How AI settled the complexity of the oldest SGD algorithm
arXiv:2606.29593v1 Announce Type: cross Abstract: In 1937, Stefan Kaczmarz proposed a simple algorithm for solving systems of linear equations. This algorithm turned out to be the earliest known example of stochastic gradient descent, a ubiquitous computing paradigm that drives the training of...

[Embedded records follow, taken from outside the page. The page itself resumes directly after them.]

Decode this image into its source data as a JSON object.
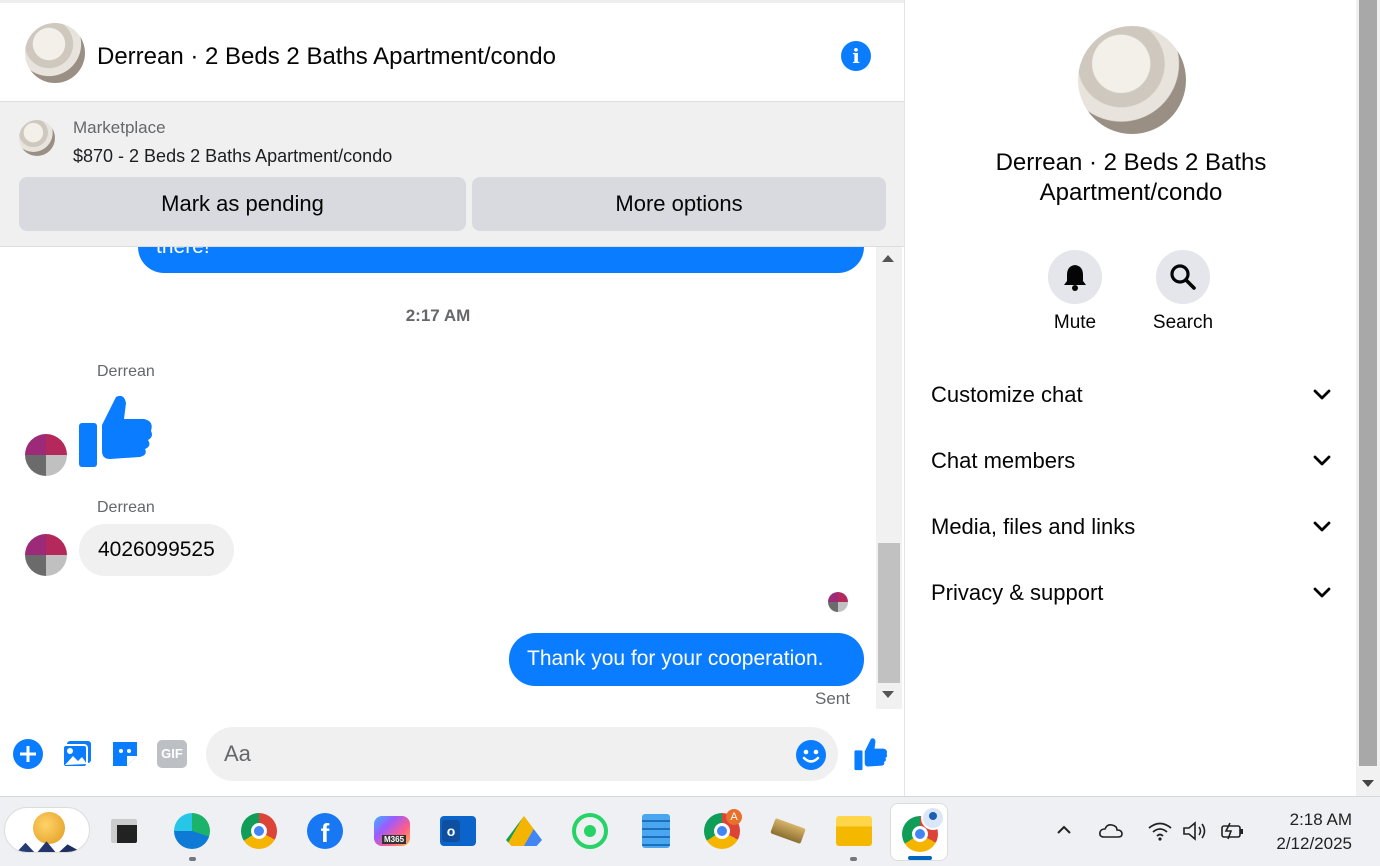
{
  "header": {
    "title": "Derrean · 2 Beds 2 Baths Apartment/condo"
  },
  "marketplace": {
    "label": "Marketplace",
    "listing": "$870 - 2 Beds 2 Baths Apartment/condo",
    "mark_pending": "Mark as pending",
    "more_options": "More options"
  },
  "messages": {
    "partial_bubble": "there!",
    "timestamp": "2:17 AM",
    "sender1": "Derrean",
    "sender2": "Derrean",
    "phone": "4026099525",
    "outgoing": "Thank you for your cooperation.",
    "status": "Sent"
  },
  "composer": {
    "placeholder": "Aa",
    "gif_label": "GIF"
  },
  "right_panel": {
    "title": "Derrean · 2 Beds 2 Baths Apartment/condo",
    "mute_label": "Mute",
    "search_label": "Search",
    "sections": [
      "Customize chat",
      "Chat members",
      "Media, files and links",
      "Privacy & support"
    ]
  },
  "taskbar": {
    "time": "2:18 AM",
    "date": "2/12/2025",
    "m365_label": "M365",
    "chrome_badge": "A"
  },
  "colors": {
    "messenger_blue": "#0a7cff",
    "bubble_grey": "#f0f0f0"
  }
}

In a remarkable piece of intellectual archaeology, researchers have formally proven the computational complexity of the 1937 Kaczmarz algorithm, confirming it as the earliest known instance of stochastic gradient descent (SGD). The paper, posted on arXiv, settles a long-standing theoretical question about an algorithm that predates the modern AI era by decades. Stefan Kaczmarz originally devised this iterative method for solving systems of linear equations, but it has since been recognized as a foundational precursor to the optimization techniques that now power deep learning.
What Happened
The research provides a rigorous complexity analysis of the randomized Kaczmarz algorithm, demonstrating its convergence properties and establishing its place in the lineage of SGD. While practitioners have long used variants of this method—particularly in computerized tomography and signal processing—its theoretical underpinnings as a stochastic optimization algorithm were not fully formalized until now. The analysis shows that the algorithm’s per-iteration complexity and convergence rate align with modern SGD theory, effectively retrofitting a 1930s idea into the contemporary machine learning framework.
Why It Matters
This finding is significant for several reasons. First, it closes a historical gap in optimization theory, showing that the core mechanism of SGD—randomly selecting a single equation (or data point) to update parameters—was operational decades before the term “stochastic gradient descent” was coined. Second, it validates the intuition that simple, iterative methods can be surprisingly powerful. The Kaczmarz algorithm’s resilience to noise and its ability to converge without full-batch computations prefigured the efficiency gains that make modern large-scale training feasible.
For the AI community, this is a reminder that many “new” ideas in machine learning have deep roots. The algorithm’s success in medical imaging (e.g., CT scan reconstruction) already demonstrated its practical utility, but the complexity proof now gives theoreticians a clean model to study. It also reinforces the importance of randomized algorithms in high-dimensional spaces—a lesson that remains central to training large language models and neural networks today.
Implications for AI Practitioners
While this result is primarily theoretical, it has practical resonance. Understanding that SGD’s lineage includes a deterministic-looking solver for linear systems can help practitioners appreciate why stochastic methods work so well on overdetermined problems. The Kaczmarz algorithm’s structure—cycling through rows of a matrix—maps directly to mini-batch training in deep learning, where each batch is a random subset of the data. The complexity proof offers guarantees that such randomized updates will converge under specific conditions, which can inform learning rate scheduling and batch size selection.
Moreover, this research highlights the value of revisiting classical algorithms with modern tools. As AI scales, the efficiency of SGD and its variants becomes paramount. Knowing that a 1937 algorithm already captured the essential trade-off between computation per step and convergence speed may inspire new hybrid approaches that blend classical numerical methods with deep learning.
Key Takeaways
- The 1937 Kaczmarz algorithm has been formally proven to be the earliest known instance of stochastic gradient descent, with a complete complexity analysis now available.
- This result bridges a historical gap in optimization theory, showing that SGD’s core mechanism predates modern AI by over 50 years.
- For practitioners, the proof reinforces the theoretical validity of randomized update schemes, which underpin efficient training in large-scale machine learning.
- The work encourages a deeper appreciation of classical algorithms, suggesting that revisiting old methods can yield insights for contemporary AI challenges.